In mid-October, 1999, an unusually high number of hepatitis-A cases were reported among individuals residing in Northeast Seattle and Snohomish County. At the same time, the Snohomish Health District reported an increased number of hepatitis-A cases reported among individuals who resided in Snohomish County, but who worked in the Northeast Seattle area. Because the infected individuals had no other identified risk factor for hepatitis A, health department officials quickly suspected the existence of an hepatitis-A outbreak with a common foodborne source located in Northeast Seattle.
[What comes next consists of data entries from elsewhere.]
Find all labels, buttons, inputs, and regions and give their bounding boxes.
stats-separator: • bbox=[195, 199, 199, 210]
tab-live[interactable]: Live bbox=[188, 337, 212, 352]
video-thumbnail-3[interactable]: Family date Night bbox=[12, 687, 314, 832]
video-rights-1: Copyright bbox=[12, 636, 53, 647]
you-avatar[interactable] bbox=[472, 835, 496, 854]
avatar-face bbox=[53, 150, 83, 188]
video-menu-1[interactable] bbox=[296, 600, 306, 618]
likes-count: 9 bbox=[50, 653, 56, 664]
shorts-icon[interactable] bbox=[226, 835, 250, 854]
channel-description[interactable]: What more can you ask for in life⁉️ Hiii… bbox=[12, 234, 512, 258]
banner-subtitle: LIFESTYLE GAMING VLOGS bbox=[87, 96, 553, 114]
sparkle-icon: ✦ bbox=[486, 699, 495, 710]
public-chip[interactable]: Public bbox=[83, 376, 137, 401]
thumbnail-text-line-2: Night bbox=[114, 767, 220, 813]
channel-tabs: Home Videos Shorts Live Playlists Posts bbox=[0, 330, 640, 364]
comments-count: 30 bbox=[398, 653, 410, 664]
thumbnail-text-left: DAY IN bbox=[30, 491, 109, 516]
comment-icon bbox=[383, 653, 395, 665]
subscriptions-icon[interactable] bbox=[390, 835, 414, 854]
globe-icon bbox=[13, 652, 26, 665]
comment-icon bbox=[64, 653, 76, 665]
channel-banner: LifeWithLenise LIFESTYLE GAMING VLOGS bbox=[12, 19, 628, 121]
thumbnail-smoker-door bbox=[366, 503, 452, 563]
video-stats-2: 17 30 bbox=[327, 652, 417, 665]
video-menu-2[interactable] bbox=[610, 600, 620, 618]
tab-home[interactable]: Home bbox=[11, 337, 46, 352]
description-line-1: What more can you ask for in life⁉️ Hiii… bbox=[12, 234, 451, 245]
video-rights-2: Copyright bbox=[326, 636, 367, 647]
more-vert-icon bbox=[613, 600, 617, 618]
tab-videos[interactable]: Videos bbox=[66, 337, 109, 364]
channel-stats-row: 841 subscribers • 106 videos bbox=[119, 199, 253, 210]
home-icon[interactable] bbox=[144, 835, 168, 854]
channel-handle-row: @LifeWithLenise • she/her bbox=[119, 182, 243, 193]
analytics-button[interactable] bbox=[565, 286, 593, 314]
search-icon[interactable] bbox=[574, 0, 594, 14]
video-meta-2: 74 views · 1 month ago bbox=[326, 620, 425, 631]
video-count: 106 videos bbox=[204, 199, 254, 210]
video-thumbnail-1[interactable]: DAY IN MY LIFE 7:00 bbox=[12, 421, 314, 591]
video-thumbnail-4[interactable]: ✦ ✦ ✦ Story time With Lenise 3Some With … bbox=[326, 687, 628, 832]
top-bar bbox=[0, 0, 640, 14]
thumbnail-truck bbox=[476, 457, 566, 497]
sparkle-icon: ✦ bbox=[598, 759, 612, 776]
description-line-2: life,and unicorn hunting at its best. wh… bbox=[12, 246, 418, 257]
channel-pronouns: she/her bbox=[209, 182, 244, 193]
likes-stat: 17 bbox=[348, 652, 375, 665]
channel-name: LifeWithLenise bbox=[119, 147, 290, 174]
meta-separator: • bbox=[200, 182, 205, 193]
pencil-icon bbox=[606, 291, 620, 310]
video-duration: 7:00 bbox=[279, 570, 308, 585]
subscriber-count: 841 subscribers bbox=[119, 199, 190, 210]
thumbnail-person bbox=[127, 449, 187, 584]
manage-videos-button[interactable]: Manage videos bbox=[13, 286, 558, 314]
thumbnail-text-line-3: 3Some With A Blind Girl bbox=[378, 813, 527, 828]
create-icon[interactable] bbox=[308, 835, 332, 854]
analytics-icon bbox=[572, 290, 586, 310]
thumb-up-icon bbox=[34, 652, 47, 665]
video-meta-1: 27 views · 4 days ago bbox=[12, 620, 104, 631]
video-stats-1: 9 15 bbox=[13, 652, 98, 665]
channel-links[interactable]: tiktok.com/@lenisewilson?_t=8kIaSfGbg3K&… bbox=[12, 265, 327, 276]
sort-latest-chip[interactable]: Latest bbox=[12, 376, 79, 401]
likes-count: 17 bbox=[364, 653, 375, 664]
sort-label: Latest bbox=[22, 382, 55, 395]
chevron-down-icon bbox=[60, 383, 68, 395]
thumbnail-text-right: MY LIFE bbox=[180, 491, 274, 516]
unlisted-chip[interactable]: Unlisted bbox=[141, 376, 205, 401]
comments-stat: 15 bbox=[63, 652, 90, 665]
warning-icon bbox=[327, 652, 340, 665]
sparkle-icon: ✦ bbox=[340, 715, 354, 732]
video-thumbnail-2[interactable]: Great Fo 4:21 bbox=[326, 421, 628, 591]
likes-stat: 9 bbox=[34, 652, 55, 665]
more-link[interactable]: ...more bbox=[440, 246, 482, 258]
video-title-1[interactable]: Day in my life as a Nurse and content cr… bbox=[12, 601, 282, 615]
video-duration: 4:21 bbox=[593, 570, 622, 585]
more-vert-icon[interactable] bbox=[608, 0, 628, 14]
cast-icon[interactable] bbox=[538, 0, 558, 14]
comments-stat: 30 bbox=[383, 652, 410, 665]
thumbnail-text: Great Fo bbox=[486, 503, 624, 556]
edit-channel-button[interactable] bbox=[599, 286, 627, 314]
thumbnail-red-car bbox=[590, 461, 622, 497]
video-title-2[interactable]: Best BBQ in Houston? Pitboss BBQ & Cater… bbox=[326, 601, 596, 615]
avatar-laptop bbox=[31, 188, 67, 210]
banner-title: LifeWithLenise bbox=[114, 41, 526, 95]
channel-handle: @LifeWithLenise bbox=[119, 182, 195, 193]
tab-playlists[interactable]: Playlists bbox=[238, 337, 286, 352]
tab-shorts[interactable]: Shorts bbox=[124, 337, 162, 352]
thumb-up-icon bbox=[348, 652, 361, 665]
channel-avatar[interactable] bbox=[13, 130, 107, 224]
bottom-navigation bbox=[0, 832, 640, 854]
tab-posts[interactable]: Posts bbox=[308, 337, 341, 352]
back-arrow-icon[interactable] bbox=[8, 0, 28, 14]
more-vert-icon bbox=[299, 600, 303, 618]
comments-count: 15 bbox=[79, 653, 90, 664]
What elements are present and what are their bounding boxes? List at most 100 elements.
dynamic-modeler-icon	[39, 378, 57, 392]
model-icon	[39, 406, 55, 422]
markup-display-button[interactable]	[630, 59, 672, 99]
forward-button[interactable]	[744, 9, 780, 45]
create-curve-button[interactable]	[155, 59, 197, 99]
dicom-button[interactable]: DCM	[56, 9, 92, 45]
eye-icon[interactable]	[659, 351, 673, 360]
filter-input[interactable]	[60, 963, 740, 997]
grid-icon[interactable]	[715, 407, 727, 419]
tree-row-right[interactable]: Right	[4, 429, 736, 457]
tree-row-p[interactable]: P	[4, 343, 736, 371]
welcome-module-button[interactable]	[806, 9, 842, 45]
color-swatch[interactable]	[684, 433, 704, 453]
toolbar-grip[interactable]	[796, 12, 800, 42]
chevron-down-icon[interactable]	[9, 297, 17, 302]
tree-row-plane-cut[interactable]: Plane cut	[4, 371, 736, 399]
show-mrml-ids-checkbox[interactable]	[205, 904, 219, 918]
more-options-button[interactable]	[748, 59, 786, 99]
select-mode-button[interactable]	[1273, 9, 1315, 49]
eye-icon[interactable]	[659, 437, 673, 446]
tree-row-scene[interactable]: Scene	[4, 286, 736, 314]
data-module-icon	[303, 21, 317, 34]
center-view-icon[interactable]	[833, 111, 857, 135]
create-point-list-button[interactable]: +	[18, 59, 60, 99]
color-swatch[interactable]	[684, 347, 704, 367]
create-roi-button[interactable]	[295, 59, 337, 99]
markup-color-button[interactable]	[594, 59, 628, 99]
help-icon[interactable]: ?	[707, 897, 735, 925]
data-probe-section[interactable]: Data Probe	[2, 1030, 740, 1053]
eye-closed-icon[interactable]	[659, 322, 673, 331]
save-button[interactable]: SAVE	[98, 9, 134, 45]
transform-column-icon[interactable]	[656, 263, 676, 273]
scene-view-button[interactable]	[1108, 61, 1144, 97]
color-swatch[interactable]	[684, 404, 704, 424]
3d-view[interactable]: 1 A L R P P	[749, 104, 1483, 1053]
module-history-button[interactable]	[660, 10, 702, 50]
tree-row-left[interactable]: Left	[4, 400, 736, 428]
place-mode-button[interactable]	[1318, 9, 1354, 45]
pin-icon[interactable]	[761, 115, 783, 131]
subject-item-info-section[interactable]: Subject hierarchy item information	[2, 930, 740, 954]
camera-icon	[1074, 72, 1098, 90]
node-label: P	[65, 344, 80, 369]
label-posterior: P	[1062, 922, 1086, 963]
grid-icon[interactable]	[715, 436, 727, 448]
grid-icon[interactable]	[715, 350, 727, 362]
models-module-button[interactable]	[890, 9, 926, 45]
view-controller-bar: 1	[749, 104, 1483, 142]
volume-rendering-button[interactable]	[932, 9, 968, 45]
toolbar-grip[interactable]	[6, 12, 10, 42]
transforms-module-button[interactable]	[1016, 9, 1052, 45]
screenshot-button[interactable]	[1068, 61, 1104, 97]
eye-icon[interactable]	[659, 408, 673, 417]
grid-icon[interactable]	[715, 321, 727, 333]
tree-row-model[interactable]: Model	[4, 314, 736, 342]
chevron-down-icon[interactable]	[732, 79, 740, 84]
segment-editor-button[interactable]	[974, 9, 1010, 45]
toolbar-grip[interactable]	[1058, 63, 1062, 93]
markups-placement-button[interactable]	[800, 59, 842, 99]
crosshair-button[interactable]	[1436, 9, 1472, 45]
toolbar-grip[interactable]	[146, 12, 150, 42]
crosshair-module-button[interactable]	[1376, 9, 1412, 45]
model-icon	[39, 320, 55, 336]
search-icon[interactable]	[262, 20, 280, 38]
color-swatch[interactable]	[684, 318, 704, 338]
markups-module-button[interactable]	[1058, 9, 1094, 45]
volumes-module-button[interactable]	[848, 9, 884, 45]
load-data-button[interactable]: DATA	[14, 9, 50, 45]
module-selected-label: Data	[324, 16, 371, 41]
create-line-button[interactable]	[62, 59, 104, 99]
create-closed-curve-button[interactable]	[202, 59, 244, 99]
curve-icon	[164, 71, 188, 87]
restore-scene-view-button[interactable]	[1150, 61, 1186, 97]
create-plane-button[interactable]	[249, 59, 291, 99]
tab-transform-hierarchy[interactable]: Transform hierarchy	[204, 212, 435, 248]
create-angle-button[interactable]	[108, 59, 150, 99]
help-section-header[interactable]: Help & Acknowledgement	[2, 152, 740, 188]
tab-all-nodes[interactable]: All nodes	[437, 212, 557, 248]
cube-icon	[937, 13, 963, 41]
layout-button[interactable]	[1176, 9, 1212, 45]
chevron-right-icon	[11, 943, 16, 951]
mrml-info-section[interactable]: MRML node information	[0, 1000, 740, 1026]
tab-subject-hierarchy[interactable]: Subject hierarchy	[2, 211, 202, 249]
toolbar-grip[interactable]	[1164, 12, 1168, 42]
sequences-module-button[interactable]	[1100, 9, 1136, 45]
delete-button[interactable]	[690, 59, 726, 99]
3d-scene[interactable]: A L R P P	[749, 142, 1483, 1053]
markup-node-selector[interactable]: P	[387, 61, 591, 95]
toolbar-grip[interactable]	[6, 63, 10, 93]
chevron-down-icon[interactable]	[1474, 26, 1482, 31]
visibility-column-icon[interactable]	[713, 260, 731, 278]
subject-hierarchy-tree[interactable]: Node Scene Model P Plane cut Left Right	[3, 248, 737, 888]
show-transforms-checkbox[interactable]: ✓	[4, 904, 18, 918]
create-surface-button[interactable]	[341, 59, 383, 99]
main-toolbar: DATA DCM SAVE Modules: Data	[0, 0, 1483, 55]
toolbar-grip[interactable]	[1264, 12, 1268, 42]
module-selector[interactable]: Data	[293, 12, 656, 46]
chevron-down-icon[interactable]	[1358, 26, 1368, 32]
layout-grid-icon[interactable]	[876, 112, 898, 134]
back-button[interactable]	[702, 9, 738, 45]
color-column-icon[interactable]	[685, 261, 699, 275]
To identify the outbreak’s source, health officials developed an epidemiological survey that included the fast food restaurants and groceries stores prevalent in the North Seattle area. Health department officials then contacted all persons with hepatitis A in King and Snohomish County since October 15, 1999 and the food survey was completed. By November 5, 1999, 18 of 21 persons reported with hepatitis A in King County after October 15, 1999, were found to have eaten at one of two Subway Sandwich outlets during the two to six week period prior to the onset of their symptoms. During this same time period, the Snohomish Health District determined that at least six persons with hepatitis A had eaten at one of the two implicated Subway outlets.
Once the likely source of the hepatitis-A outbreak was determined, health department officials performed a case-control study. The results of the initial case-control demonstrated a strong statistical association between eating at Subway during the identified time period and developing a hepatitis A infection. A subsequent inspection by environmental sanitarians found that neither of the implicated Subway outlets had a written hand washing policy, and that employees were not required to document their knowledge of proper hand washing technique. In contrast, the vast majority of fast food restaurants in the area have written hand washing policies, intensive training on proper hand washing techniques, and require employees to sign their initials to a check-off sheet that confirms that their hand were washed hourly and all after bathroom use.
Having confirmed that the Subway outlets were, in fact, the outbreak’s common source, health department officials issued a press release that stated, in part, that:
An ongoing investigation by Public Health suggest that many [hepatitis-A] infections are associated with consuming food form one of two Subway Salads and Sandwiches outlets during the month of September. . . .”If you have eaten at these restaurants during September and are ill with symptoms of hepatitis, you should seek prompt medical evaluation,” said Dr. Alonzo Plough, Director of Public Health – Seattle & King County.
It is estimated that over 40 persons became ill as a result of eating contaminated food sold at the two Subway outlets implicated in the September 1999 hepatitis-A outbreak.